8 January 2020
During a routine inspection
Belle Vue Lodge is a nursing home and accommodates up to 59 people in one building. There are six individual living areas over three floors with an atrium on the ground floor available to all. People living at the service were older people, some of whom were living with dementia. At the time of our inspection, 35 people were living at the service.
People's experience of using this service and what we found
People did not receive consistent care from staff who showed dignity and respect. Whilst some shortfalls were identified, positive feedback from people who used the service and visiting relatives were received about the caring approach of staff. This was confirmed by some positive staff engagement with people. People were involved as fully as possible in day to day decisions about their care. The registered manager was introducing formal procedures for people and their relative or representative, to participate in review meetings about the care and treatment provided. Advocacy information was available, and people were supported to access advocacy services when required.
People’s diverse needs, preferences and routines had been assessed and planned for. Improvements were required to the approach and opportunities of social inclusion, activities, stimulation and occupation. Action was being taken to make these improvements. There was an accessible complaints procedure available for people. Complaints were responded to in accordance with the provider’s policy and procedure. End of life care was planned with the person and others, to ensure care reflected people’s wishes that they were kept comfortable and received dignified care.
Recent improvements had been made to the leadership of the service. A new management team had been developed. They were taking action to identify the areas of improvement required and had an action plan, and the support from the operations manager to drive forward improvements. The registered manager had introduced management surgeries, as a method to improve communication and engagement with people and relatives. Systems and processes were in place that monitored the quality and safety of the service. Staff did not consistently feel positive about working at the service, improvements were required to address the staff culture and understanding roles, responsibilities and accountability.
People received safe care. Staff were aware of their role and responsibilities to protect people from risks and avoidable harm. Risks associated with people’s care needs had been assessed and were regularly reviewed and staff had guidance of how to mitigate and manage known risks. There were sufficient staff employed. Recruitment procedures supported the provider to make informed decisions about the suitability of staff employed. People received their prescribed medicines safely and national best practice guidance was followed in the management and storage of medicines. Infection prevention and control measures were used. Incidents were reviewed and lessons were learnt, and action taken to reduce reoccurrence.

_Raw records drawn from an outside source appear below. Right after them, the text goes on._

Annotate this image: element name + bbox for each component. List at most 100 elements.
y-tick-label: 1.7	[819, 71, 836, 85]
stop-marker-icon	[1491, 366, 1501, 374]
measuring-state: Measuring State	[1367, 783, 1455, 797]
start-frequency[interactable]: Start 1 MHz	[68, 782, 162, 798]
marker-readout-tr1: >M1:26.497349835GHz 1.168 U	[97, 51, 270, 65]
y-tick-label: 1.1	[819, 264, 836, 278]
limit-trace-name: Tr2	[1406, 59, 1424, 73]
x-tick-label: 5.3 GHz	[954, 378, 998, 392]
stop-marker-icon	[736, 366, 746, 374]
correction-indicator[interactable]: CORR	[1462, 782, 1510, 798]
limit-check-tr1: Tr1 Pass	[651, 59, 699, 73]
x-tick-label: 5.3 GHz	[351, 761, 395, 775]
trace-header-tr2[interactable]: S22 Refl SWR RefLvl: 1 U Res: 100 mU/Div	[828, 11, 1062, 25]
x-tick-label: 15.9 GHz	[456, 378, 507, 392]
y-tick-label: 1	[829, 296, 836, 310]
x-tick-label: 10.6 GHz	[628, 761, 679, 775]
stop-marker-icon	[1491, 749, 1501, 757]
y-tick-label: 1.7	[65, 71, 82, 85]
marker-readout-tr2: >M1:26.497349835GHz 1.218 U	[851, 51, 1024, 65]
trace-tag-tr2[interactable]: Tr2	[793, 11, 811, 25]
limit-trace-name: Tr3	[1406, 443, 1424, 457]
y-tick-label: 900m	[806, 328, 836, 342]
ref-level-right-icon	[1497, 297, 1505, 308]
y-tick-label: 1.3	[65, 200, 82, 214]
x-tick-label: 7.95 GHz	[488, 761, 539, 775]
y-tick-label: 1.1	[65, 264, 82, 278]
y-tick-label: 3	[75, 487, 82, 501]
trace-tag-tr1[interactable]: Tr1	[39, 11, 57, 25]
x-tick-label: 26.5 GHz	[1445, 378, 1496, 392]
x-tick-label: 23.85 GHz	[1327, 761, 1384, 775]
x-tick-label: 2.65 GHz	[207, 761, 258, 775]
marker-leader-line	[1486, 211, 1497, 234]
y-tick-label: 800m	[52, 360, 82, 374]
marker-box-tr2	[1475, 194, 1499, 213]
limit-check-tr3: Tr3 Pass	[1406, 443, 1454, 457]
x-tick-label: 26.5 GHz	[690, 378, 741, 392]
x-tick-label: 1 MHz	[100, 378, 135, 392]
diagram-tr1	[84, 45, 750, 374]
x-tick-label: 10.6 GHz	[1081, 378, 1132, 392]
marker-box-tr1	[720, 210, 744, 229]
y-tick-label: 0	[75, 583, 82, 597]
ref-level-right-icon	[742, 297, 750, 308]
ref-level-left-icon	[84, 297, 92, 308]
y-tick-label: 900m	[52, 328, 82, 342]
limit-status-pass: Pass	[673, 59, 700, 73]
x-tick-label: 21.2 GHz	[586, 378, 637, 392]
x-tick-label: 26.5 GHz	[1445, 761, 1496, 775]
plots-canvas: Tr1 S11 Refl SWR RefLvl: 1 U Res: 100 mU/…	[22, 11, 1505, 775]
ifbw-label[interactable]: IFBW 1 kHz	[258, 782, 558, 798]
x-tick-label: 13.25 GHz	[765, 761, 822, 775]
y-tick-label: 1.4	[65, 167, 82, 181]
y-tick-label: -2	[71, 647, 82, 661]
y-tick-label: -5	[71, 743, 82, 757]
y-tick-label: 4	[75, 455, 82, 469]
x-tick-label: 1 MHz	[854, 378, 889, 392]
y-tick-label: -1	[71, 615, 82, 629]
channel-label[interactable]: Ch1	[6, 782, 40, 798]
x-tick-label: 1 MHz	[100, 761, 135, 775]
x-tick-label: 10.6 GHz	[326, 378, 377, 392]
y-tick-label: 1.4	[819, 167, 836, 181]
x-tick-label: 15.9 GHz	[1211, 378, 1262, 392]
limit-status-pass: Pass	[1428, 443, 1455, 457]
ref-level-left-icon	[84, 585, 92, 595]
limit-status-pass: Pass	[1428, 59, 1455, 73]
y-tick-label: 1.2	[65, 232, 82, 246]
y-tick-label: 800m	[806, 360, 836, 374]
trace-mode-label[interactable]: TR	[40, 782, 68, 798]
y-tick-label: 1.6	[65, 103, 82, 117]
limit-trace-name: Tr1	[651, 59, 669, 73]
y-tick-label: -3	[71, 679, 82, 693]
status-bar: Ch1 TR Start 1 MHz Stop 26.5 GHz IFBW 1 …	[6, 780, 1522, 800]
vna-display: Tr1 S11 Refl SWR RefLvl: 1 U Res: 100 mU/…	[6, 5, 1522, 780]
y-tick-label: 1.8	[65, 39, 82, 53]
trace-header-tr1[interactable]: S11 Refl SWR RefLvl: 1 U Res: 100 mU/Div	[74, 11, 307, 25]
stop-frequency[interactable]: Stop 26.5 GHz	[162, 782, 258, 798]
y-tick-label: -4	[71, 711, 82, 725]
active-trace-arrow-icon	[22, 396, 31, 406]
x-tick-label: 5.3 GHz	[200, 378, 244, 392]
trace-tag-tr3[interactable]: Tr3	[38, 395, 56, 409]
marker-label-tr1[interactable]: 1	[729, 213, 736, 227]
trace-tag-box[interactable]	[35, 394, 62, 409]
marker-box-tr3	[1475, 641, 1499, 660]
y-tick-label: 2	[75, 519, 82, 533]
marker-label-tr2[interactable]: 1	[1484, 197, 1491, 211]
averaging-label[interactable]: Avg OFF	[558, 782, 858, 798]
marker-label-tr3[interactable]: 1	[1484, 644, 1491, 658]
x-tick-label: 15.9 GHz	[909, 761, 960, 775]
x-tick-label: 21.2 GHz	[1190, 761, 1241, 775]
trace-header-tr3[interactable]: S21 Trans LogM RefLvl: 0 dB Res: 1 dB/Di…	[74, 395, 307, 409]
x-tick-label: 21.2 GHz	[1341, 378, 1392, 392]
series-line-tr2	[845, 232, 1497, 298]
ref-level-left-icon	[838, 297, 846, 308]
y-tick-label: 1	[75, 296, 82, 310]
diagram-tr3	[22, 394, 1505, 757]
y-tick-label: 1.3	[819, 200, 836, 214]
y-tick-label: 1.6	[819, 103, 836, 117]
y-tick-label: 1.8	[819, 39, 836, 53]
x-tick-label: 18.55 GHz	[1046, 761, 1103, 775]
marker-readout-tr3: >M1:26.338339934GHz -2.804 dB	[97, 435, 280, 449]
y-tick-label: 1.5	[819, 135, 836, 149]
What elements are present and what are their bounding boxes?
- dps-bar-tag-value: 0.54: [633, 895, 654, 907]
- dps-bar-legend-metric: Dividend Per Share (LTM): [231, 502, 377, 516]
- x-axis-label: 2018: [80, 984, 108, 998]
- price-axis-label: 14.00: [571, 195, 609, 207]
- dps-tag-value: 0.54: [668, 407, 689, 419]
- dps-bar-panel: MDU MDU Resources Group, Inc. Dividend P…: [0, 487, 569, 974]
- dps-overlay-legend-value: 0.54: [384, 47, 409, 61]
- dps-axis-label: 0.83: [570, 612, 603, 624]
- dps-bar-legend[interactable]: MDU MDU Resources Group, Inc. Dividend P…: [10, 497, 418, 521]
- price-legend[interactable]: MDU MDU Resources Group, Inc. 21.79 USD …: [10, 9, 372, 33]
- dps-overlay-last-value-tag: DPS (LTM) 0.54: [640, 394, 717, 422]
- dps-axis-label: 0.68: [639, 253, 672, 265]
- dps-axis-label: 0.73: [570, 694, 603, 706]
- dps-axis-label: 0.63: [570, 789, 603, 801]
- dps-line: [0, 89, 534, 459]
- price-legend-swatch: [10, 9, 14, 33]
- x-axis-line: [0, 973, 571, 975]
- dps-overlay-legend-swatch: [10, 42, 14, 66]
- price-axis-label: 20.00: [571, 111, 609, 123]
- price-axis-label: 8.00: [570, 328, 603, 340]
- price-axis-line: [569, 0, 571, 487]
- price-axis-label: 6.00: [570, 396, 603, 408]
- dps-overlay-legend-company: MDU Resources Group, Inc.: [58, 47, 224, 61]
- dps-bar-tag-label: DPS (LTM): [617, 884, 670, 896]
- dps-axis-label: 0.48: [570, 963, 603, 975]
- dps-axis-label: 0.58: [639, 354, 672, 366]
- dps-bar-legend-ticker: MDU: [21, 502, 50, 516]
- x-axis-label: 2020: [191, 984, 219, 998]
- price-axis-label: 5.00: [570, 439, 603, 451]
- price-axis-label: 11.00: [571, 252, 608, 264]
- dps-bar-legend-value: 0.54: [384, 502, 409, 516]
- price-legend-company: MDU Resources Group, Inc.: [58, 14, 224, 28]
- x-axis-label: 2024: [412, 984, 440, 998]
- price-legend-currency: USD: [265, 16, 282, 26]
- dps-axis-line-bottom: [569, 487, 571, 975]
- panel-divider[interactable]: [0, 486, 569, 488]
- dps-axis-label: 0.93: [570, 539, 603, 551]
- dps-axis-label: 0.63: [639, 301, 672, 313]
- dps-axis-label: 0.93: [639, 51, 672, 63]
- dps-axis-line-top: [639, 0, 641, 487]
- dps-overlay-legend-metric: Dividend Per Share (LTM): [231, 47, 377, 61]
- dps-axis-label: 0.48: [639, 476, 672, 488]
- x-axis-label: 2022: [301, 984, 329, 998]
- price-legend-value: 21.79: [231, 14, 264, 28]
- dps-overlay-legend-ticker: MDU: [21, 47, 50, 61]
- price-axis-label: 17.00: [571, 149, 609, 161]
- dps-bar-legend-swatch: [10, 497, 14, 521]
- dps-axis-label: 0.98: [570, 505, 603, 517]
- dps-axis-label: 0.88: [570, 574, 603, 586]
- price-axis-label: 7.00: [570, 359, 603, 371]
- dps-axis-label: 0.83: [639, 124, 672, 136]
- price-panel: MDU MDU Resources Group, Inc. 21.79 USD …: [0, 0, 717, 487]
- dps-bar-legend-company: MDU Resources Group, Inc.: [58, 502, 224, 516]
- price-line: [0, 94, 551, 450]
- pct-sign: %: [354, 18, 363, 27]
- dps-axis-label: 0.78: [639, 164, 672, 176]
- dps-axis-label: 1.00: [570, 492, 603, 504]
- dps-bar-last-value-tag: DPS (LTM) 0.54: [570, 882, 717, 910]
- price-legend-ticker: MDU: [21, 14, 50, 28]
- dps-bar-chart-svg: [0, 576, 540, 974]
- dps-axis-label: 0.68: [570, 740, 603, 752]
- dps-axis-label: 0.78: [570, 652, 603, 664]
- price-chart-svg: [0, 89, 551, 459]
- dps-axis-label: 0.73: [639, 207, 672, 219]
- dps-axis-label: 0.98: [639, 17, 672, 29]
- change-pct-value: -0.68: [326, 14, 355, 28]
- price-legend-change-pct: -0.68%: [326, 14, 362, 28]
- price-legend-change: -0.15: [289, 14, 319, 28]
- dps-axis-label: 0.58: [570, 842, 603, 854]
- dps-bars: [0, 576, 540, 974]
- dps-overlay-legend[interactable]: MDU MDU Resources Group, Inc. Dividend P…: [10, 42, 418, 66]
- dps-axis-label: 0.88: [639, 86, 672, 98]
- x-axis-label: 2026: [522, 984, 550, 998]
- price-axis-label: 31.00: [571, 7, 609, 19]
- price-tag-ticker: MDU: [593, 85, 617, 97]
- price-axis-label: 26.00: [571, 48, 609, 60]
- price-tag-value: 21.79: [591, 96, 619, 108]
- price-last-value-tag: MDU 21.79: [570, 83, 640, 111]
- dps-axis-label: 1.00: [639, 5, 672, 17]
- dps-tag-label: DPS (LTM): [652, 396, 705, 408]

People received effective care. The registered manager had recently introduced, and had pledged to use, new recognised assessment tools that reflected national best practice. Improvements to staff training in understanding care needs associated with dementia had been introduced. Additional action was planned, to further upskill staff’s awareness and competency. Staff supervision and appraisals had not been at the frequency the provider expected, but this had been addressed and action taken to make improvements. People received enough to eat and drink, and their health needs were assessed and monitored. Staff shared information and worked with external health care professionals to meet people’s ongoing health care needs. Improvements to decoration and furnishings were being made. People were supported to have maximum choice and control of their lives and staff supported them in the least restrictive way possible and in their best interests; the policies and systems in the service supported this practice.
We have made a recommendation about motivating staff and team building.
For more details, please see the full report which is on the CQC website at www.cqc.org.uk
Rating at last inspection
The last rating for this service was requires improvement (published 8 January 2019) and there were two breaches in regulation. The provider completed an action plan after the last inspection, to show what they would do and by when to improve. At this inspection, we found improvements had been made and the provider was no longer in breach of regulations. However, the service remains rated requires improvement. This service has been rated requires improvement for the last three consecutive inspections.
Follow up
We will meet with the provider following this report being published to discuss how they will make changes to ensure they improve their rating to at least good. We will work with the local authority to monitor progress. We will return to visit as per our re-inspection programme. If we receive any concerning information we may inspect sooner.